Dr. Lobell works with Harvest on crop production and climate research. He is an agricultural ecologist who unearths and connects richly informative sources of data to investigate the impact of climate change on crop production and food security around the globe. His multidisciplinary background in remote sensing, statistics, ecosystem modeling, land use, and agronomy informs his approach and enables him to draw significant insights from enormous and diverse data sets on weather, agricultural practices, and natural resources such as soil and water.

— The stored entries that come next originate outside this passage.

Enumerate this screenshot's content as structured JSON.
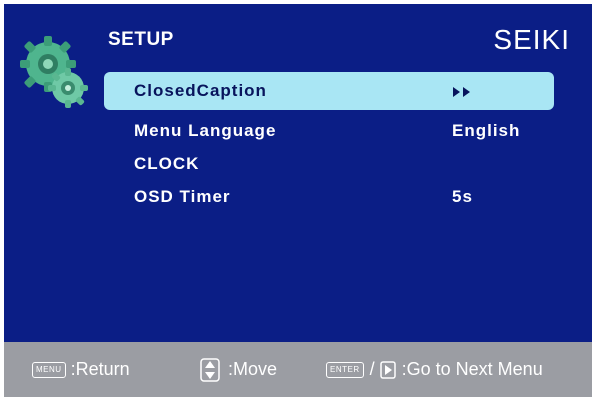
{
  "header": {
    "title": "SETUP",
    "brand": "SEIKI"
  },
  "menu": {
    "items": [
      {
        "label": "ClosedCaption",
        "value": "",
        "selected": true,
        "value_icon": "double-play-arrows-icon"
      },
      {
        "label": "Menu Language",
        "value": "English",
        "selected": false
      },
      {
        "label": "CLOCK",
        "value": "",
        "selected": false
      },
      {
        "label": "OSD Timer",
        "value": "5s",
        "selected": false
      }
    ]
  },
  "footer": {
    "menu_key": "MENU",
    "return_label": ":Return",
    "move_label": ":Move",
    "enter_key": "ENTER",
    "slash": "/",
    "next_label": ":Go to Next Menu"
  },
  "colors": {
    "background": "#0b1e86",
    "highlight": "#a9e6f4",
    "footer_bar": "#9b9da3",
    "text": "#ffffff"
  },
  "icons": {
    "setup": "gear-icon",
    "move": "up-down-icon",
    "next": "play-icon"
  }
}
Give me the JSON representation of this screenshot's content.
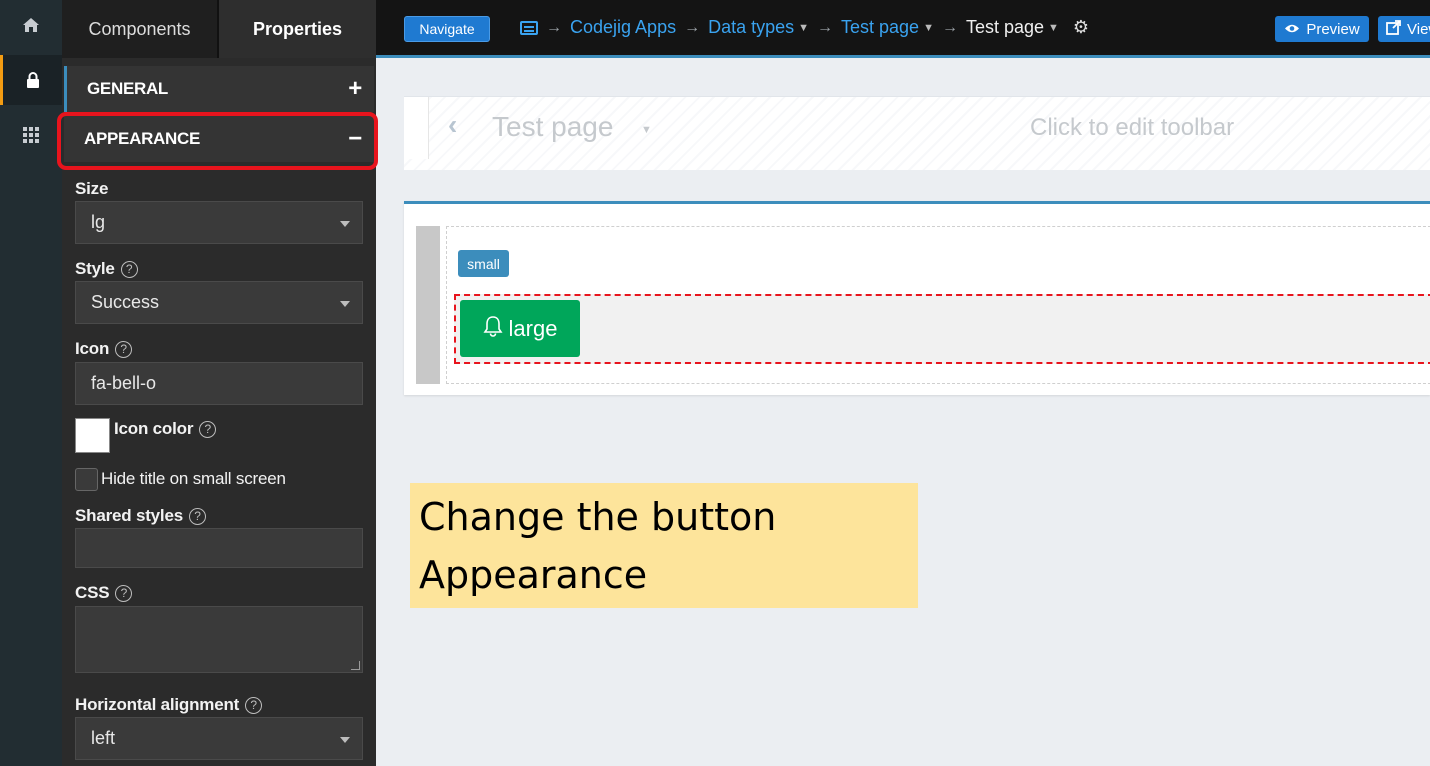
{
  "rail": {
    "items": [
      {
        "icon": "home-icon"
      },
      {
        "icon": "lock-icon",
        "active": true
      },
      {
        "icon": "grid-icon"
      }
    ]
  },
  "panel": {
    "tabs": [
      "Components",
      "Properties"
    ],
    "sections": {
      "general": {
        "label": "GENERAL",
        "sign": "+"
      },
      "appearance": {
        "label": "APPEARANCE",
        "sign": "−"
      }
    },
    "fields": {
      "size_label": "Size",
      "size_value": "lg",
      "style_label": "Style",
      "style_value": "Success",
      "icon_label": "Icon",
      "icon_value": "fa-bell-o",
      "icon_color_label": "Icon color",
      "icon_color_value": "#ffffff",
      "hide_title_label": "Hide title on small screen",
      "shared_styles_label": "Shared styles",
      "shared_styles_value": "",
      "css_label": "CSS",
      "css_value": "",
      "halign_label": "Horizontal alignment",
      "halign_value": "left"
    }
  },
  "topbar": {
    "navigate": "Navigate",
    "crumbs": [
      "Codejig Apps",
      "Data types",
      "Test page",
      "Test page"
    ],
    "preview": "Preview",
    "view": "View"
  },
  "canvas": {
    "toolbar_title": "Test page",
    "toolbar_hint": "Click to edit toolbar",
    "small_button": "small",
    "large_button": "large"
  },
  "note": {
    "line1": "Change the button",
    "line2": "Appearance"
  },
  "colors": {
    "accent": "#3c8dbc",
    "success": "#00a65a",
    "highlight": "#e8141d",
    "note_bg": "#fde49b"
  }
}
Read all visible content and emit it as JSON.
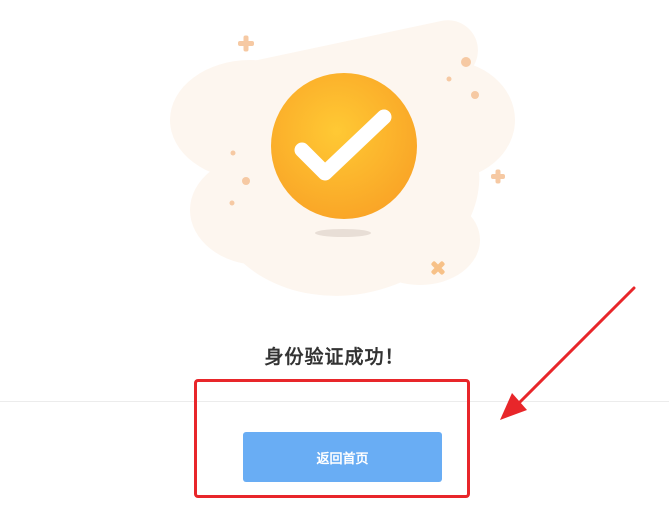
{
  "result": {
    "title": "身份验证成功！",
    "status_icon": "check-circle-icon"
  },
  "actions": {
    "home_button_label": "返回首页"
  },
  "annotation": {
    "highlight_color": "#e8262a",
    "arrow_color": "#e8262a"
  },
  "colors": {
    "badge_fill": "#fbb52c",
    "button_fill": "#69adf4",
    "sparkle_color": "#f6c9a3",
    "blob_color": "#fdf6ef"
  }
}
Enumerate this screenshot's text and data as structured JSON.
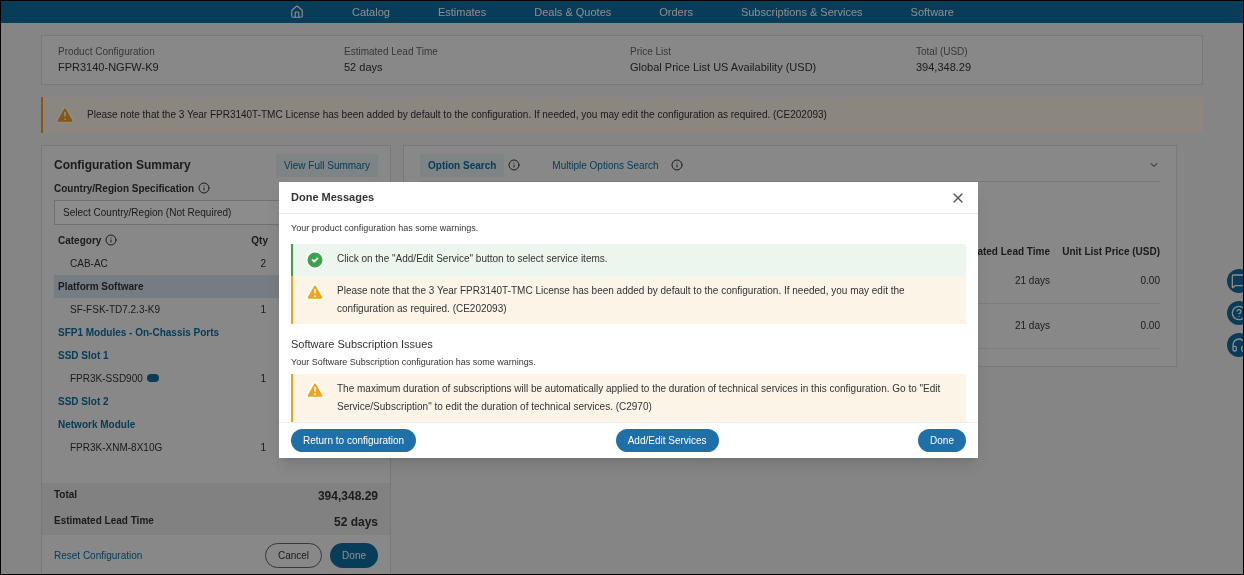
{
  "nav": {
    "items": [
      {
        "kind": "home"
      },
      {
        "kind": "text",
        "label": "Catalog"
      },
      {
        "kind": "text",
        "label": "Estimates"
      },
      {
        "kind": "text",
        "label": "Deals & Quotes"
      },
      {
        "kind": "text",
        "label": "Orders"
      },
      {
        "kind": "text",
        "label": "Subscriptions & Services"
      },
      {
        "kind": "text",
        "label": "Software"
      }
    ]
  },
  "summary_fields": [
    {
      "label": "Product Configuration",
      "value": "FPR3140-NGFW-K9"
    },
    {
      "label": "Estimated Lead Time",
      "value": "52 days"
    },
    {
      "label": "Price List",
      "value": "Global Price List US Availability (USD)"
    },
    {
      "label": "Total (USD)",
      "value": "394,348.29"
    }
  ],
  "banner": {
    "kind": "warning",
    "text": "Please note that the 3 Year FPR3140T-TMC License has been added by default to the configuration. If needed, you may edit the configuration as required. (CE202093)"
  },
  "config_summary": {
    "title": "Configuration Summary",
    "view_link": "View Full Summary",
    "region_label": "Country/Region Specification",
    "region_select": "Select Country/Region (Not Required)",
    "category_header": "Category",
    "qty_header": "Qty",
    "rows": [
      {
        "kind": "item",
        "name": "CAB-AC",
        "qty": "2",
        "badge": false
      },
      {
        "kind": "heading",
        "name": "Platform Software",
        "selected": true
      },
      {
        "kind": "item",
        "name": "SF-FSK-TD7.2.3-K9",
        "qty": "1",
        "badge": false
      },
      {
        "kind": "link",
        "name": "SFP1 Modules - On-Chassis Ports"
      },
      {
        "kind": "link",
        "name": "SSD Slot 1"
      },
      {
        "kind": "item",
        "name": "FPR3K-SSD900",
        "qty": "1",
        "badge": true
      },
      {
        "kind": "link",
        "name": "SSD Slot 2"
      },
      {
        "kind": "link",
        "name": "Network Module"
      },
      {
        "kind": "item",
        "name": "FPR3K-XNM-8X10G",
        "qty": "1",
        "badge": false
      }
    ],
    "total_label": "Total",
    "total_value": "394,348.29",
    "lead_label": "Estimated Lead Time",
    "lead_value": "52 days",
    "reset_link": "Reset Configuration",
    "cancel_button": "Cancel",
    "done_button": "Done"
  },
  "options": {
    "tabs": [
      {
        "label": "Option Search",
        "selected": true
      },
      {
        "label": "Multiple Options Search",
        "selected": false
      }
    ],
    "columns": [
      "ated Lead Time",
      "Unit List Price (USD)"
    ],
    "rows": [
      [
        "21 days",
        "0.00"
      ],
      [
        "21 days",
        "0.00"
      ]
    ]
  },
  "side_buttons": [
    {
      "kind": "chat"
    },
    {
      "kind": "help"
    },
    {
      "kind": "feedback"
    }
  ],
  "dialog": {
    "title": "Done Messages",
    "intro": "Your product configuration has some warnings.",
    "messages": [
      {
        "kind": "success",
        "text": "Click on the \"Add/Edit Service\" button to select service items."
      },
      {
        "kind": "warning",
        "text": "Please note that the 3 Year FPR3140T-TMC License has been added by default to the configuration. If needed, you may edit the configuration as required. (CE202093)"
      }
    ],
    "section_title": "Software Subscription Issues",
    "section_intro": "Your Software Subscription configuration has some warnings.",
    "section_messages": [
      {
        "kind": "warning",
        "text": "The maximum duration of subscriptions will be automatically applied to the duration of technical services in this configuration. Go to \"Edit Service/Subscription\" to edit the duration of technical services. (C2970)"
      }
    ],
    "buttons": [
      "Return to configuration",
      "Add/Edit Services",
      "Done"
    ]
  }
}
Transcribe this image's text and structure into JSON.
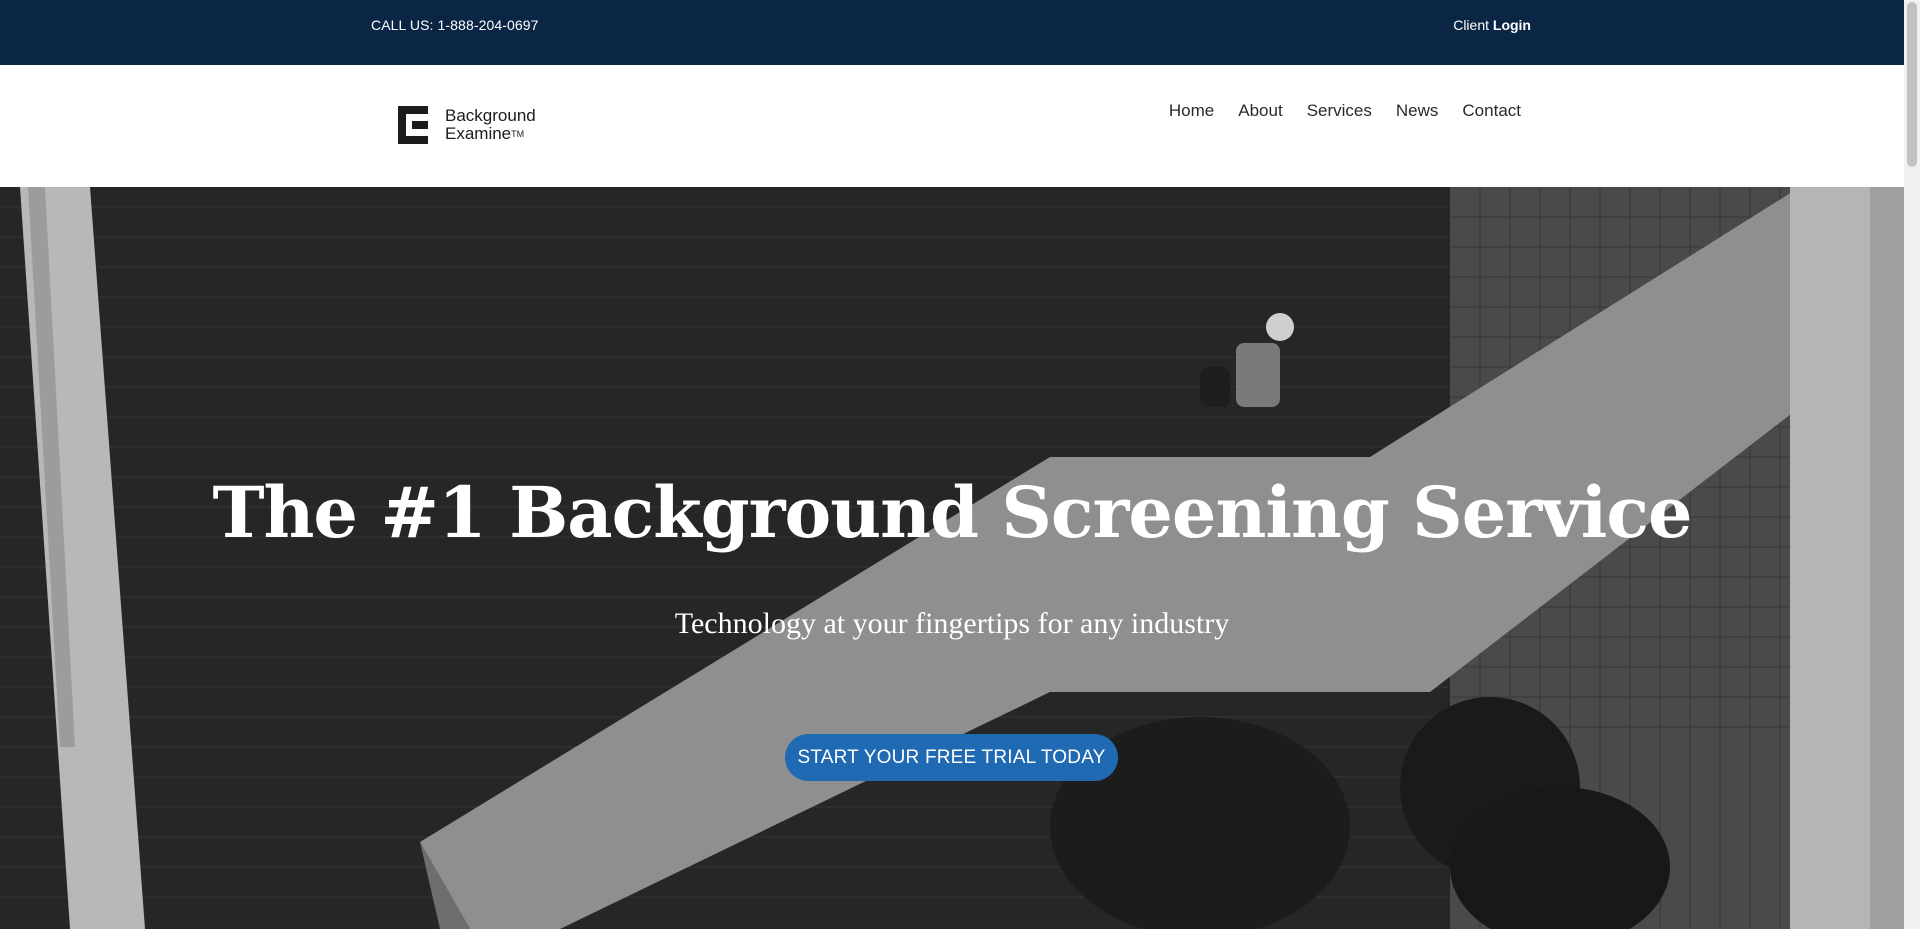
{
  "topbar": {
    "phone": "CALL US: 1-888-204-0697",
    "client_prefix": "Client",
    "client_login": "Login"
  },
  "logo": {
    "line1": "Background",
    "line2": "Examine",
    "tm": "TM"
  },
  "nav": {
    "home": "Home",
    "about": "About",
    "services": "Services",
    "news": "News",
    "contact": "Contact"
  },
  "hero": {
    "title": "The #1 Background Screening Service",
    "subtitle": "Technology at your fingertips for any industry",
    "cta": "START YOUR FREE TRIAL TODAY"
  },
  "colors": {
    "topbar_bg": "#0b2645",
    "cta_bg": "#1f6ab3",
    "hero_bg": "#3a3a3a"
  }
}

For research projects that span major agricultural areas in Africa, South Asia, Mexico, and the United States, he uses a wide array of methods and tools to study how factors such as temperature and moisture have affected crop yields over time and to project the consequences of future climate change on food production. For one influential paper on trials of maize varieties in Africa, he used an untapped wealth of historical data from experimental farms in the sub-Saharan area, which he correlated with records from meteorological stations throughout the region in order to analyze the effect of drought and temperature on yields. Lobell’s findings indicate that maize is much more sensitive to heat extremes and drought conditions than previously understood and demonstrate that even varieties engineered to have high heat and drought tolerances suffer marked yield losses when exposed to temperatures above 30 degrees Celsius. The design of this study has also opened new avenues for related research on other staple crops—such as wheat, soybeans, and rice—in geographic locations in North and South America and Central and South Asia.

Among the many additional topics he explores are specific adaptations and investments for reducing food-security risks posed by imminent climatic shifts and the environmental consequences of increased food and biofuel production. With the world’s population predicted to reach nine billion by 2050, Lobell’s work is addressing critical questions about how to meet a rapidly growing demand for food across a warming, changing planet.

Biography

David Lobell is a Professor at Stanford University in the Department of Earth System Science and Deputy Director of the Center on Food Security and the Environment. He is the William Wrigley Senior Fellow at the Stanford Woods Institute for the Environment, and the Freeman Spogli Institute for International Studies. His research focuses on agriculture and food security, specifically on generating and using unique datasets to study rural areas throughout the world. He has been recognized with a Macarthur Fellowship in 2013, a McMaster Fellowship from CSIRO in 2014, and the Macelwane Medal from the American Geophysical Union in 2010. He also served as lead author for the food chapter and core writing team member for the Summary for Policymakers in the recent Intergovernmental Panel on Climate Change (IPCC) Fifth Assessment Report. 

Prior to his current appointment, Dr. Lobell was a Senior Research Scholar at FSE from 2008-2009 and a Lawrence Post-doctoral Fellow at Lawrence Livermore National Laboratory from 2005-2007. He received a PhD in Geological and Environmental Sciences from Stanford University in 2005, and a Sc.B. in Applied Mathematics, Magna Cum Laude from Brown University in 2000.